In China there is a police state, and penalties are severe for those who threaten that state, but it has a core peasant population, which is relatively stable and hence does not need a different form at this time. Furthermore, there does not seem to be an obvious alternative. In Russia, for example, while Stalinism still provides a barrier to the acceptance of socialism, the clear failure of the successor states to the Soviet Union also prevents the acceptance of market capitalism. In the meantime, the present regime in China can continue, but the thousands of strikes and demonstrations, combined with the increasing industrialisation and urbanisation of the country, make change inevitable.
The failure of the capitalist class to understand its own limitations has been the chief reason for its failure to absorb the former Soviet Union states and the difficulties in eastern Europe. Instead of accepting the economies as they stood, to begin with, they effectively destroyed them. That left these countries without an indigenous industry, apart from those related to raw materials. Those without raw materials to sell were left impoverished, having to accept western assembly firms. Those states are effectively unviable without subsidies.
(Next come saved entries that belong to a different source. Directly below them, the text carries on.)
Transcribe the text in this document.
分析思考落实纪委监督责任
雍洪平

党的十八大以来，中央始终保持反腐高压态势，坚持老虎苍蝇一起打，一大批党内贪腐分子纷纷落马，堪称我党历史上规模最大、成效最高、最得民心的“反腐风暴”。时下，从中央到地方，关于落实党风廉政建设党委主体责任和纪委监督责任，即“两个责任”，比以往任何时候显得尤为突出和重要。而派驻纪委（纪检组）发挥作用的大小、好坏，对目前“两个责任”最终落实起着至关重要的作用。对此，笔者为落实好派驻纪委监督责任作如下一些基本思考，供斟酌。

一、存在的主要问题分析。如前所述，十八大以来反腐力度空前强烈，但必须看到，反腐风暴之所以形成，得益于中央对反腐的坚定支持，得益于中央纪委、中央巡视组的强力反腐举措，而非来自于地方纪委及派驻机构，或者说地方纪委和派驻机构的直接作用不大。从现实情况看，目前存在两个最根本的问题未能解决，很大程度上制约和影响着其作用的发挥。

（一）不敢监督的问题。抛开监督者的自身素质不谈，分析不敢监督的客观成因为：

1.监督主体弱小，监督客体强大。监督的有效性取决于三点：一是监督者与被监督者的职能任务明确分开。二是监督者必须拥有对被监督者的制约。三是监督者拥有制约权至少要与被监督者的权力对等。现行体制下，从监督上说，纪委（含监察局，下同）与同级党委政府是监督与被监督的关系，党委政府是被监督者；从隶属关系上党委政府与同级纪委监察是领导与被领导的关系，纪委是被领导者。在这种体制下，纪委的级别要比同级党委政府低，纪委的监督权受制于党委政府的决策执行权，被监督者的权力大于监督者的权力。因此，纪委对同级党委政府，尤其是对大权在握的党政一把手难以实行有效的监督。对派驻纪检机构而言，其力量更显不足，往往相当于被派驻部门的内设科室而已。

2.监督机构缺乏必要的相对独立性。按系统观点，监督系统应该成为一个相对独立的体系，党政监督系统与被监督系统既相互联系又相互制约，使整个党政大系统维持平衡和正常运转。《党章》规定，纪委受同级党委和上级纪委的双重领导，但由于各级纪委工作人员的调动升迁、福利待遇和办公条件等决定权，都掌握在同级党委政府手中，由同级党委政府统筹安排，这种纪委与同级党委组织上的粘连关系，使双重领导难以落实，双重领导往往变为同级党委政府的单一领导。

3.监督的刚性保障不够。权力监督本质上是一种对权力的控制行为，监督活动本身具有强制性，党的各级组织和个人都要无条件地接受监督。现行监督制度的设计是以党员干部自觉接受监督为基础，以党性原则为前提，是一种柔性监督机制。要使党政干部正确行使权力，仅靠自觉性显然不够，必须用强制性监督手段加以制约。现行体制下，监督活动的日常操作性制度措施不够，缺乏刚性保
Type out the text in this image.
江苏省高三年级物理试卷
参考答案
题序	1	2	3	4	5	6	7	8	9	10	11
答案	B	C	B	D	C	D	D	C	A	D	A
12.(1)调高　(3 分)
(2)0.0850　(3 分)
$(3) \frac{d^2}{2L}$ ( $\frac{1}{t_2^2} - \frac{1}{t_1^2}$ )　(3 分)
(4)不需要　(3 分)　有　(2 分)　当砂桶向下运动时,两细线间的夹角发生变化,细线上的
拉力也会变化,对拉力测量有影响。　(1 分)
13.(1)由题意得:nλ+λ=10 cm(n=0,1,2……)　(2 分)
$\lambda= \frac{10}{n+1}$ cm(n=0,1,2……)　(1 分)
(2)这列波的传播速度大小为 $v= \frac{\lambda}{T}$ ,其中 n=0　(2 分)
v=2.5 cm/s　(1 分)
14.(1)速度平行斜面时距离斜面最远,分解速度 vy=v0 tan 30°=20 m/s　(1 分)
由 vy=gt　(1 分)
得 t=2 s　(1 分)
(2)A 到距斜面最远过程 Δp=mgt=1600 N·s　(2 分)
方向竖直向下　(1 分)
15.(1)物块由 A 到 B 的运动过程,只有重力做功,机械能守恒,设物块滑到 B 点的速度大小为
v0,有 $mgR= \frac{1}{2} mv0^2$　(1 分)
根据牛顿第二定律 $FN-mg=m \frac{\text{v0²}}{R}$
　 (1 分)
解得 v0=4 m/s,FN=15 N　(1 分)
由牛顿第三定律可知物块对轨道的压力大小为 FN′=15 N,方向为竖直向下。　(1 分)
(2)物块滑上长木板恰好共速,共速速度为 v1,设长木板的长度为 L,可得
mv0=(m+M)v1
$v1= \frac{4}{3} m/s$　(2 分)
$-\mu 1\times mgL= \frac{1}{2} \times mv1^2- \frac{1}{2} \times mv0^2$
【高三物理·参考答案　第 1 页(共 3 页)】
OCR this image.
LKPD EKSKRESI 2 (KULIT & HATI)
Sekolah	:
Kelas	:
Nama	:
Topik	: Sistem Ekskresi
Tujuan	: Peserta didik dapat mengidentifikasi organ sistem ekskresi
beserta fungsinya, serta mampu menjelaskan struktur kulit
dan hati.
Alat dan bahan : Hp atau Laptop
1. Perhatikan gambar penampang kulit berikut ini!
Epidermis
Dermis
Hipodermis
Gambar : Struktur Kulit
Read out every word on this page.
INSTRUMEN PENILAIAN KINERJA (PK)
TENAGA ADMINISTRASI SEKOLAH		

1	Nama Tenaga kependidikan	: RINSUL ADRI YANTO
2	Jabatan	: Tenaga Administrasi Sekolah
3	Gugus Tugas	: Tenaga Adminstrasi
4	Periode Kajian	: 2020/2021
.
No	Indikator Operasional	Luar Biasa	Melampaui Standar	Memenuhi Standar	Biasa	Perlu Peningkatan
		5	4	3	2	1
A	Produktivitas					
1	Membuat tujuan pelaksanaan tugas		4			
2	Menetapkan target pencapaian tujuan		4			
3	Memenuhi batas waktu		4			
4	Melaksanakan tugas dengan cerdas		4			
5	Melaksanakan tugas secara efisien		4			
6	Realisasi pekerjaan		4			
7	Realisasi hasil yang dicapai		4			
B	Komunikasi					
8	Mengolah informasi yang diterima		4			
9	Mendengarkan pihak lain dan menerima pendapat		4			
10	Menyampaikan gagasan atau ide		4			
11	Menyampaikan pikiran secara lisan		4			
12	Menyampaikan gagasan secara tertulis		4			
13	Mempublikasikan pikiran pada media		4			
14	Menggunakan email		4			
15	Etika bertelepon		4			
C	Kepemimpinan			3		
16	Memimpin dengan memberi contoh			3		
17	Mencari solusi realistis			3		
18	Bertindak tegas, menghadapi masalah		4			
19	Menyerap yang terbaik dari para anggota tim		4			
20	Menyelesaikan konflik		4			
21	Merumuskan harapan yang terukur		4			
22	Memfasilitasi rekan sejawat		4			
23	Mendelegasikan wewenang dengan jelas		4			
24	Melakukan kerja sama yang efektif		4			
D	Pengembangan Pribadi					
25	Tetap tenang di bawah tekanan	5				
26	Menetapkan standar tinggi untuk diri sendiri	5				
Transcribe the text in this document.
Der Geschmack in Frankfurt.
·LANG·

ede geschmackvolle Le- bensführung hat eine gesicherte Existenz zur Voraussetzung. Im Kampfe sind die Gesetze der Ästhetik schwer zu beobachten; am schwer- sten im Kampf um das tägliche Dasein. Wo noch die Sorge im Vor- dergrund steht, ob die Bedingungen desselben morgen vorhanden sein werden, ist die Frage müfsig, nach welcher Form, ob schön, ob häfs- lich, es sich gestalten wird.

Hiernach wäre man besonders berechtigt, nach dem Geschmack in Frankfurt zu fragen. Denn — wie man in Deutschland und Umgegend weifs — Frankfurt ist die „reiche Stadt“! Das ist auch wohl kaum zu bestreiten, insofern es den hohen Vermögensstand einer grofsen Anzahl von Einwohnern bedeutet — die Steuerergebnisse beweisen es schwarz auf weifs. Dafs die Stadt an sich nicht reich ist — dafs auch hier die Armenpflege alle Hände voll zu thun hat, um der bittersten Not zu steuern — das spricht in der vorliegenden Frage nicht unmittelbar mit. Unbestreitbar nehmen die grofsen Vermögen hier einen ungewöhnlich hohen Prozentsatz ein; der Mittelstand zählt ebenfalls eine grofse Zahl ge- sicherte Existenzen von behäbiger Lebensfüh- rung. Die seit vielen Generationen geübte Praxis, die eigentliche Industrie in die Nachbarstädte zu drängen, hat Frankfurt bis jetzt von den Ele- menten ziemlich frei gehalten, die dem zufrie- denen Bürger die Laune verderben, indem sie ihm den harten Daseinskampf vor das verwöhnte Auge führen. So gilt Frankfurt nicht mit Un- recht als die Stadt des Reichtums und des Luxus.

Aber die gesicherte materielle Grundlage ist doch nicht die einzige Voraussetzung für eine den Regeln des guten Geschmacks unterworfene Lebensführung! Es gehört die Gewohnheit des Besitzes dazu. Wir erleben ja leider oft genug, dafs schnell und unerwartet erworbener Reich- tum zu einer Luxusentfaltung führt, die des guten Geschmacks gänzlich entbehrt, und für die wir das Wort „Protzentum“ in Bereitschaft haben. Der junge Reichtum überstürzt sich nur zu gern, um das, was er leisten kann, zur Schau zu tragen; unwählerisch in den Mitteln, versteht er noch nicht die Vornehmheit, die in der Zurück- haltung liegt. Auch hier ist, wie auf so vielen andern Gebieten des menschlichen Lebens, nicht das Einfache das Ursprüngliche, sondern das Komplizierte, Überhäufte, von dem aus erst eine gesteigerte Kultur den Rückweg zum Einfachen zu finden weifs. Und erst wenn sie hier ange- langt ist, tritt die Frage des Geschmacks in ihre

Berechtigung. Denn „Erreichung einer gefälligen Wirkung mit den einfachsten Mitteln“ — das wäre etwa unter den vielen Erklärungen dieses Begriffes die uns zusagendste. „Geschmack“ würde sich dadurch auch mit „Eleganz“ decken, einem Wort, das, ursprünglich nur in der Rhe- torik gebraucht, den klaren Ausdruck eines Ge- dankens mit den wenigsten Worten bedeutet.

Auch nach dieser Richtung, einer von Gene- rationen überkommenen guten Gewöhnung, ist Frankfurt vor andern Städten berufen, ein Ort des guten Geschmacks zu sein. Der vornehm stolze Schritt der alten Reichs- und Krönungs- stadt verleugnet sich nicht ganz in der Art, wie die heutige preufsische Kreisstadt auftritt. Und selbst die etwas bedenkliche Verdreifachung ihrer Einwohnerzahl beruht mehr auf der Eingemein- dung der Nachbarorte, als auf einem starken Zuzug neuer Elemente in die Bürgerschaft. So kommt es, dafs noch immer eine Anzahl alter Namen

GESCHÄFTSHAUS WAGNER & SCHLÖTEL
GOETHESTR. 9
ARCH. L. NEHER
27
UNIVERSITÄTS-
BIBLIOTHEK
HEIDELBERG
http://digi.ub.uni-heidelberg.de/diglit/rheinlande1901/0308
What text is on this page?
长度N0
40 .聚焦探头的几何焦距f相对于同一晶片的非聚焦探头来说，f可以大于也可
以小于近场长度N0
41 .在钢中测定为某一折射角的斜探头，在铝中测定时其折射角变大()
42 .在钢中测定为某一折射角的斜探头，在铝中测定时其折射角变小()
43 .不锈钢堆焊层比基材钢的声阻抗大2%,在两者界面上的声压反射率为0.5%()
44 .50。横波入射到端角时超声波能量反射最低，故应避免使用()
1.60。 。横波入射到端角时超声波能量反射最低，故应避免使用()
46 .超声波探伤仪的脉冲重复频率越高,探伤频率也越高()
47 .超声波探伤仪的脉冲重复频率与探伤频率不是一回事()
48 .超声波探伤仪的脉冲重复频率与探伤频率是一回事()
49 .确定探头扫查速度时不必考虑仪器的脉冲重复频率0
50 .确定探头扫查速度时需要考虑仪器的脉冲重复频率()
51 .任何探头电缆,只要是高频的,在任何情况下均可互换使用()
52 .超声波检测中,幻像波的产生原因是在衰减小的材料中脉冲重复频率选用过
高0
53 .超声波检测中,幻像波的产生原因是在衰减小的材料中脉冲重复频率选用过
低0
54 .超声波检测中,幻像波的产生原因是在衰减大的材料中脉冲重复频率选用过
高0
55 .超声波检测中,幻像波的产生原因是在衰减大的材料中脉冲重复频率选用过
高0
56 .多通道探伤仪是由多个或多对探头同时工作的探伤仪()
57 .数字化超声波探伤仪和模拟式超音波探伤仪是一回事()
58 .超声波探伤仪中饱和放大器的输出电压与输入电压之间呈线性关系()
We have argued that we are living in a new turn within a declining capitalism. The ruling class is confused both objectively and subjectively in its strategy. It is clear that it has to make concessions, but it is not prepared to effect any real change. Nonetheless, moving between the extreme economic repression in Greece and concessions in Portugal and Spain, it has shown some flexibility. For the bourgeoisie the choice is between further forms of private enterprise and chaos in economic terms, and concessions and repression. In spite of Keynesians like Summers, the political-economic crisis can only continue, given the nature of the class relation. The working class still needs to find its revolutionary form both objectively and subjectively, but conditions are moving in that direction.
This article, like the one from the same author published last week,5 is based on Hillel Ticktin’s ‘Notes’ in the Critique journal.6
1 . For a short account of my view of more general changes in contemporary political economy, see my article, ‘The period of transition’ (Weekly Worker October 6 2016).
5. ‘Integration and disintegration’, December 1.